Aha. I might look into whether I can enable the service as the “user” version of the daemon.

There’s no way the “sync works for a while and then eventually this error happens” – Syncthing would have immediately hit the read-only filesystem error starting with the first file it tried to sync.

Yes, I concur. AFAICT I’ve only ever run the daemon as syncthing@syncthing, but way back when I first started testing out, I might have run the server directly from the command line. I think at some time in the past, I did have the photos folder mounted inside the home directory for the syncthing user, then moved it under /usr (to make it more “publicly accessible” to other user accounts) - which might have coincided with the error - but I still don’t think they line up in time properly.
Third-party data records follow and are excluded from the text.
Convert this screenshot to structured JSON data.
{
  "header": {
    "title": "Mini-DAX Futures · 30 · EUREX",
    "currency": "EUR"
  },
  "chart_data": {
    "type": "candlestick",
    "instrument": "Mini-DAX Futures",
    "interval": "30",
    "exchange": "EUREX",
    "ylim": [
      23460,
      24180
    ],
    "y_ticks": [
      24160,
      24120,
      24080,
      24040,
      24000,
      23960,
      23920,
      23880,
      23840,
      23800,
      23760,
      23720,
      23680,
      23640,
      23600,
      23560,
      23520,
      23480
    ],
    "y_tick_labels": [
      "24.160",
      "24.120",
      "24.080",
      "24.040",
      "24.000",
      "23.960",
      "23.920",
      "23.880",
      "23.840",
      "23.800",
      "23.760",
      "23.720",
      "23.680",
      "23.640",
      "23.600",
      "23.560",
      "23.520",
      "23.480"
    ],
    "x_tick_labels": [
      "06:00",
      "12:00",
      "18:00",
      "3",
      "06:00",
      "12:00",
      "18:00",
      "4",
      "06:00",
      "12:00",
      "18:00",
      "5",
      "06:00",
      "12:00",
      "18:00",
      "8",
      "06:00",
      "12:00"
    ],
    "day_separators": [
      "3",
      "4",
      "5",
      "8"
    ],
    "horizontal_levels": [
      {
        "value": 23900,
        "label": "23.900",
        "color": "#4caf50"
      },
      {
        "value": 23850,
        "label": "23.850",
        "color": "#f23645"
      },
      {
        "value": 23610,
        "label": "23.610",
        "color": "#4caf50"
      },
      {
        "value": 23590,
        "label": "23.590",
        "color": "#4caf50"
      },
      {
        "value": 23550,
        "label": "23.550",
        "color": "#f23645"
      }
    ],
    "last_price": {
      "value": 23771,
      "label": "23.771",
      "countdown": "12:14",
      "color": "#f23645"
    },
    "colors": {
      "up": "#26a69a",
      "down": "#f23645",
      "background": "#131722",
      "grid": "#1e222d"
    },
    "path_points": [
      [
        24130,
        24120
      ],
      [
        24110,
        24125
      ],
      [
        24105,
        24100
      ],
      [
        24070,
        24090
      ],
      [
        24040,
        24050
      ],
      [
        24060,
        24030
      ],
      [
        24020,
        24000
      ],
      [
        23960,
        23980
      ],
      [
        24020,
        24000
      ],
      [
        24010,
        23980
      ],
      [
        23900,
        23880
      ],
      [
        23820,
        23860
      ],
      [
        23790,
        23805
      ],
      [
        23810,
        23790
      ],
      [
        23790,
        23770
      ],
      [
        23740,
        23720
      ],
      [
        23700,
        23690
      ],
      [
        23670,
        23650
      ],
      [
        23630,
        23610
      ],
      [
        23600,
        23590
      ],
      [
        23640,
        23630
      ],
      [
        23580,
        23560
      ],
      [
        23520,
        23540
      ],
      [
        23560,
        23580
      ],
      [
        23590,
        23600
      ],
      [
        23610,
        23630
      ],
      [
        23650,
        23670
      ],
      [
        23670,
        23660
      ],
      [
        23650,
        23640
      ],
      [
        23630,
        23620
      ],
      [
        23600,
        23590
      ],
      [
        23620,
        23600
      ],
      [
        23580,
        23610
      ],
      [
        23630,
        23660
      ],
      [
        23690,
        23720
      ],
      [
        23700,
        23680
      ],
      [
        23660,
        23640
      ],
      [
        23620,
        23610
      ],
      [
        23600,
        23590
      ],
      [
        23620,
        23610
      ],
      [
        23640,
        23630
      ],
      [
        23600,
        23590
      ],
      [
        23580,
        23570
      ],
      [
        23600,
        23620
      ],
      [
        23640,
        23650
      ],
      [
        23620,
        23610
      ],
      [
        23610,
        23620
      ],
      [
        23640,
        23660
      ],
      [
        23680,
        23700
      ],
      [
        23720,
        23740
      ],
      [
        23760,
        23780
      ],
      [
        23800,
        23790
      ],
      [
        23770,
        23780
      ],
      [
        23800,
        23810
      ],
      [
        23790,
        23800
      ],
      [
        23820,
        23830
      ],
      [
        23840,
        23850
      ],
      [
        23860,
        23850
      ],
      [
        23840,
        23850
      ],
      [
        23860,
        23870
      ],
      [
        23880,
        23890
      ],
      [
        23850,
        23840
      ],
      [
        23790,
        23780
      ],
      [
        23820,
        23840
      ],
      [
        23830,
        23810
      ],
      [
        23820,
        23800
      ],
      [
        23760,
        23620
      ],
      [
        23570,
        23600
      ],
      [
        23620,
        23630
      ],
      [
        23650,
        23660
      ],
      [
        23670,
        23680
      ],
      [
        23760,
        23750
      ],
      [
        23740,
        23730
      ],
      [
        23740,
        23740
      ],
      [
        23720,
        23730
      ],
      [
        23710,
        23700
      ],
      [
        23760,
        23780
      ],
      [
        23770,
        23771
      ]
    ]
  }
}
I would have moved the mount some weeks ago (well before switching to EXT4) and this error only occurred in past couple of days. I still wouldn’t exclude that I’m deluding myself and the error’s been there all along and I’ve just masked it by manually copying files into the Linux server and syncing back the other way (i.e. no writes into /usr from the Linux daemon). It’s also annoying there’s no immediate error in the system logs I can see that this might be the problem (But I think in the app logs, ro filesystem is probably reasonable).

Anyway, the error’s not here now. I’ll be sure to pester you again if it shows up in the future.

Thanks again for all your help.

gadget · November 13, 2024, 2:47am

Yes.

Partially. It was technically the combination of two things:

Placing the mount point for your USB drive under /usr at /usr/local/share/photos.
Launching Syncthing as a system-level service via systemctl start syncthing@syncthing.service.

Had you done only one or the other, it would’ve been fine.

Or in other words, if you had logged on as user syncthing, then started Syncthing via systemctl --user syncthing, Syncthing wouldn’t have had any issues writing to /usr/local/share/photos because the user-level Syncthing service unit file doesn’t sandbox /usr.

/srv is intended for serving up user data, so it’s not sandboxed like /boot, /etc, /usr and other system paths are. When combined with systemctl start syncthing@syncthing, Syncthing is able to read/write to /srv/photos (or whatever subdirectory you use).

(Although I can touch type, if there’s a shortcut, I’ll use it. … If a unit type isn’t specified – e.g. system.service – systemd defaults to service, so systemctl start syncthing is equivalent to systemctl start syncthing.service.)

gadget · November 13, 2024, 3:04am

This is off-topic, but since we’ve already been discussing Linux instead of Syncthing…

Although journaling in ext4 takes care of incomplete transactions, fsck is still required to fix filesystem issues, so instead of defaults,nofail 0 0, a safer choice is something like defaults,nofail 0 2.

(If the root filesystem needs it, it’s most often 0 1, meaning it’s fsck’ed first at boot time.)

M0les · November 13, 2024, 3:45am

Yeah, I’ve been ignoring the last 2 fstab fields for the last ~25 years because I vaguely recall “They’re something to to do with that ancient ‘dump’ backup system no one’s used since SVR4”. However your point is valid, so I’ll put them in as 0, 2 (“No dumps, FSCK after root FS is”)

system · December 13, 2024, 3:46am

This topic was automatically closed 30 days after the last reply. New replies are no longer allowed.